К сожалению, опасения Рокоссовского оправдались. Противник отбросил наши части на восток, форсировал с ходу Истру и захватил на ее восточном берегу плацдармы. Южнее Волжского водохранилища он прорвал оборону на участке 30-й армии и расширил прорыв. Немцы ввели в бой пять новых дивизий и овладели Солнечногорском, а затем и Клином. Обойдя Истринское водохранилище, противник начал продвигаться на юг в сторону Москвы.

4

На рассвете 23 ноября Рокоссовский и Лобачев находились иа переднем крае левого фланга армии, когда им сообщили, что противник овладел Солечногорском, где оборону по поручению командующего фронтом держал комендант Москвы. Командарм с тревогой взглянул на карту—фашистские войска обтекали 16-ю армию с севера. Это очень опасно. Для прикрытия Ленинградского шоссе нужны резервы, а их нет. Ему удалось с местной почты связаться с начальником штаба фронта Соколовским. Коротко доложив обстановку, он попросил подкрепления.

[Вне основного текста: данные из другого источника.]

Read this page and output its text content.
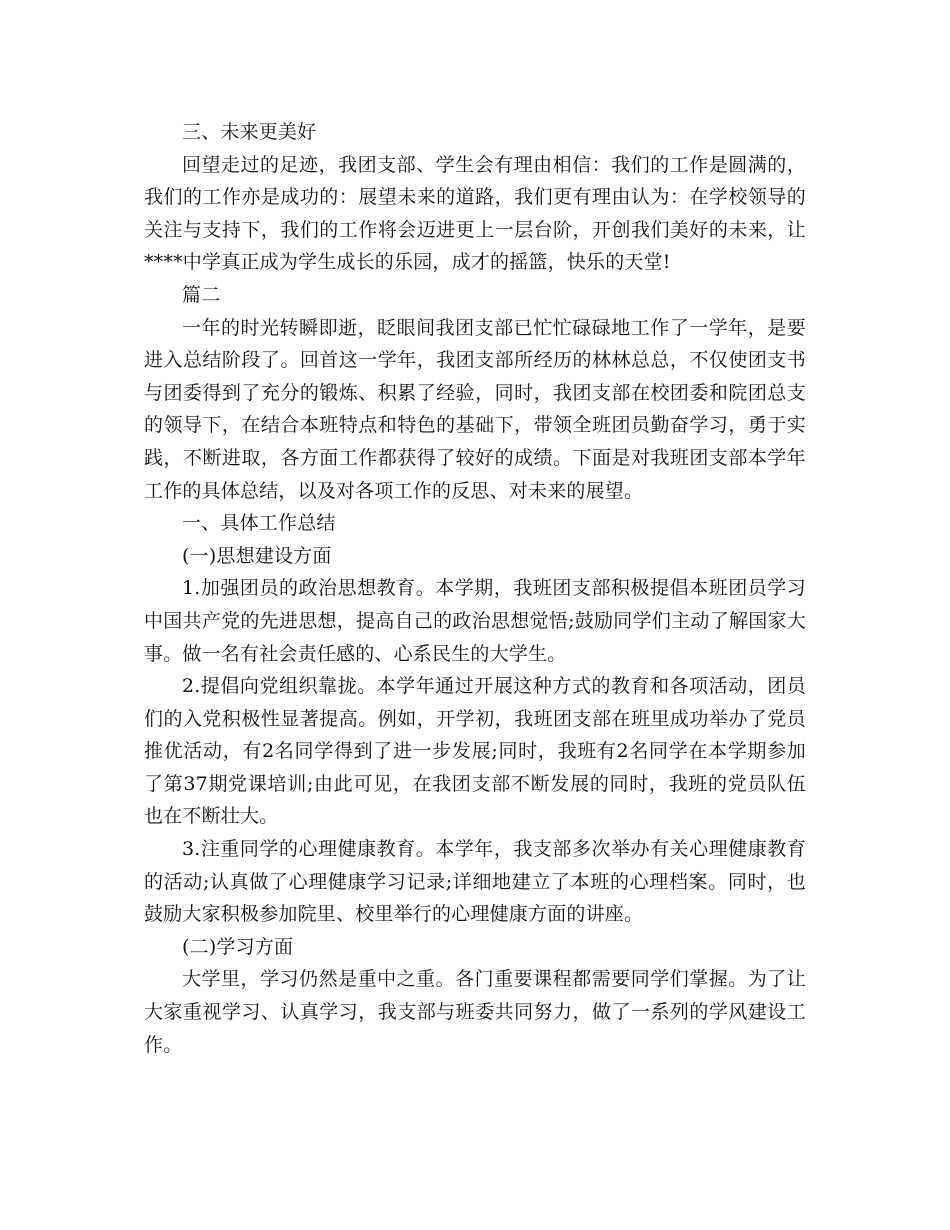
三、未来更美好

回望走过的足迹，我团支部、学生会有理由相信：我们的工作是圆满的，我们的工作亦是成功的：展望未来的道路，我们更有理由认为：在学校领导的关注与支持下，我们的工作将会迈进更上一层台阶，开创我们美好的未来，让****中学真正成为学生成长的乐园，成才的摇篮，快乐的天堂!

篇二

一年的时光转瞬即逝，眨眼间我团支部已忙忙碌碌地工作了一学年，是要进入总结阶段了。回首这一学年，我团支部所经历的林林总总，不仅使团支书与团委得到了充分的锻炼、积累了经验，同时，我团支部在校团委和院团总支的领导下，在结合本班特点和特色的基础下，带领全班团员勤奋学习，勇于实践，不断进取，各方面工作都获得了较好的成绩。下面是对我班团支部本学年工作的具体总结，以及对各项工作的反思、对未来的展望。

一、具体工作总结

(一)思想建设方面

1.加强团员的政治思想教育。本学期，我班团支部积极提倡本班团员学习中国共产党的先进思想，提高自己的政治思想觉悟;鼓励同学们主动了解国家大事。做一名有社会责任感的、心系民生的大学生。

2.提倡向党组织靠拢。本学年通过开展这种方式的教育和各项活动，团员们的入党积极性显著提高。例如，开学初，我班团支部在班里成功举办了党员推优活动，有2名同学得到了进一步发展;同时，我班有2名同学在本学期参加了第37期党课培训;由此可见，在我团支部不断发展的同时，我班的党员队伍也在不断壮大。

3.注重同学的心理健康教育。本学年，我支部多次举办有关心理健康教育的活动;认真做了心理健康学习记录;详细地建立了本班的心理档案。同时，也鼓励大家积极参加院里、校里举行的心理健康方面的讲座。

(二)学习方面

大学里，学习仍然是重中之重。各门重要课程都需要同学们掌握。为了让大家重视学习、认真学习，我支部与班委共同努力，做了一系列的学风建设工作。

– Командующий фронтом уже направил в район Солнечногорска группу танков, несколько зенитных дивизионов. Из района Серпухова ждем подкр...

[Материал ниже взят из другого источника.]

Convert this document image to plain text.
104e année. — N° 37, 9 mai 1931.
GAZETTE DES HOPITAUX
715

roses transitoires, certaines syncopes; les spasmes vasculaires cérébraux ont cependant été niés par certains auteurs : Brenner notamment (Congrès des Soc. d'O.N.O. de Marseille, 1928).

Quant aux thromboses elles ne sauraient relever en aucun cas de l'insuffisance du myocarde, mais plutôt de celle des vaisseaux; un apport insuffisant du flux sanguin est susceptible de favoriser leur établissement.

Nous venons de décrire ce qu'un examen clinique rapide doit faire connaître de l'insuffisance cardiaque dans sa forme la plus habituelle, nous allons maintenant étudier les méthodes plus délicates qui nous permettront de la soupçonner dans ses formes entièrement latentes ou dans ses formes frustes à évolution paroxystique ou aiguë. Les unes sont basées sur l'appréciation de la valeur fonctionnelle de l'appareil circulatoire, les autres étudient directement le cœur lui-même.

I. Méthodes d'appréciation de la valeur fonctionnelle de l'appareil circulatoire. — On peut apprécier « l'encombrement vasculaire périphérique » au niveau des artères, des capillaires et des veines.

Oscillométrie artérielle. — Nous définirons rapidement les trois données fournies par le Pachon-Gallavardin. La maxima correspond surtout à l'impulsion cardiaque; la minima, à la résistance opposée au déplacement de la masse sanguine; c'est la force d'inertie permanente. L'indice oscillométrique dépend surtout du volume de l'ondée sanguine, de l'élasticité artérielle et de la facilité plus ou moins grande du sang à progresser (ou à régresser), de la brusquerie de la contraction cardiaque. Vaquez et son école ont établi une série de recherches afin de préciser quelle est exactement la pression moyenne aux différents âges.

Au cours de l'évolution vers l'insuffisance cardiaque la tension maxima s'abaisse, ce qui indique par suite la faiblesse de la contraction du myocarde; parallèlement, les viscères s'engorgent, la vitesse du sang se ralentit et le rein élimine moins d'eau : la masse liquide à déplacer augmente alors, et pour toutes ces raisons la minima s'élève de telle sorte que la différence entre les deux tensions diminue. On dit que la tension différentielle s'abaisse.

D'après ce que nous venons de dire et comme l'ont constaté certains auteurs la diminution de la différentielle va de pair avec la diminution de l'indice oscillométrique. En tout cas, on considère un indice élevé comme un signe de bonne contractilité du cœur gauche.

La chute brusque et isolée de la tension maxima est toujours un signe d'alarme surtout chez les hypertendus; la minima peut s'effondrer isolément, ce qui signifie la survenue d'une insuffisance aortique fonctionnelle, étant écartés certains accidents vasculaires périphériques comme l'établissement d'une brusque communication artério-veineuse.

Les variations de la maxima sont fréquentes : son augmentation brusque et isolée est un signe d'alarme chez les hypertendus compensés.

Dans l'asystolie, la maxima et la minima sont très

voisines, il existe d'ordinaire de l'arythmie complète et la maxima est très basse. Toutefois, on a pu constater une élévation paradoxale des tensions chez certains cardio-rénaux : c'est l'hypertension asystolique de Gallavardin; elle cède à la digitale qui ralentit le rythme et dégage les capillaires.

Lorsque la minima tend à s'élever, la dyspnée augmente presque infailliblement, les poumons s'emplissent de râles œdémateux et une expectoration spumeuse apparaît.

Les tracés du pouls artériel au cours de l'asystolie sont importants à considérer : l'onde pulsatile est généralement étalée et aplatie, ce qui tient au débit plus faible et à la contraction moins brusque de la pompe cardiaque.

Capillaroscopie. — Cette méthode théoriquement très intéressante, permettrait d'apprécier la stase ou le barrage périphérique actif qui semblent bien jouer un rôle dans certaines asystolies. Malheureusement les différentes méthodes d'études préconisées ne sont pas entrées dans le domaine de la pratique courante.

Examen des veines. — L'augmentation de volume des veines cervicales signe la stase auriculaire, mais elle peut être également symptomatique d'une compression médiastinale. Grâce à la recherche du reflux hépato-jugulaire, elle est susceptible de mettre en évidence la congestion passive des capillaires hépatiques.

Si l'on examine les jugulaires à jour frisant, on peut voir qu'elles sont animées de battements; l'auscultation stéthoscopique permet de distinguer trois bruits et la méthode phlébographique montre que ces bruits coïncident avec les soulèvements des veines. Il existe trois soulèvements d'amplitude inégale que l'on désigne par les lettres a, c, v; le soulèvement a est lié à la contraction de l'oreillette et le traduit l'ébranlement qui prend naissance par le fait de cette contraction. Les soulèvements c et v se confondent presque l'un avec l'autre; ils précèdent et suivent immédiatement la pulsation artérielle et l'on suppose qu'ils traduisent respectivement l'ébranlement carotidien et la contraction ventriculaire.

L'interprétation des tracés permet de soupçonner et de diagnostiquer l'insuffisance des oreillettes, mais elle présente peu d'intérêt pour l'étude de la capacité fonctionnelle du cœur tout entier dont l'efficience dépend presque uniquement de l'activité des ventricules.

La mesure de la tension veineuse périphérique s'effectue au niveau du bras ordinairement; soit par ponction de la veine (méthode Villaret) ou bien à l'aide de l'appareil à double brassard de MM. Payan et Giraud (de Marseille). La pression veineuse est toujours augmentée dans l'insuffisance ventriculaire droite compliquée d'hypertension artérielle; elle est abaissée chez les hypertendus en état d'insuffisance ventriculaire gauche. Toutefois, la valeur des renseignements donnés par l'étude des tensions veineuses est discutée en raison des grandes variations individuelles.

На этом связь оборвалась – снаряд угодил в здание почты. Слева от командующего сверкнул огонь, и его отбросило в сторону взрывной волной. Лобачев подбежал к правому крылу здания, из которого выскочил Рокоссовский. Он на ходу протирал глаза и покрытое копотью лицо.

– Не зацепило? – выдохнул встревоженный Лобачев.

– Кажется, пронесло, – ответил командарм не своим голосом.

К вечеру машина подходила к КП армии. Они несколько часов ехали по выжженной земле, мимо развороченных траншей, ходов сообщений, следов крови. На дорогах неподвижно чернели сгоревшие, взорванные, пробитые танки. Железный запах гари, с одной стороны, вызывал тошноту, а с другой – вселял надежду, что усеивать так густо наши поля танками у немцев не хватит возможностей. Рокоссовский поделился своими мыслями с Лобачевым.

– Алексей Андреевич, нам надо во что бы то ни стало продержаться хотя бы десяток дней. Фашист слишком далеко замахнулся своим бронированным кулаком. Думаю, пробивная сила этого кулака вот-вот иссякнет.

Лобачев не ответил. Командарм глянул на заднее сиденье: генерал, примостившись в углу машины, дремал.

Прибыв в штаб глубокой ночью, командующий приказал начальнику артиллерии Казакову снять с других менее опасных направлений два противотанковых полка и направить их под Солнечногорск.

После двухчасового сна на временном КП в деревне Пешки командарм на рассвете вышел из избы. По небу, усеянному яркими звездами, огненной дугой вспыхнула комета и над горизонтом погасла. Почти до конца села хорошо были видны хаты* за которыми простиралось белое поле. Вокруг деревни время от времени падали снаряды. Они проносились с жалобным свистом и мягко шлепались на землю. Видимо, танки стреляли болванками. Справа от деревни прорезала проклюнувшийся рассвет полоса трассирующих пуль.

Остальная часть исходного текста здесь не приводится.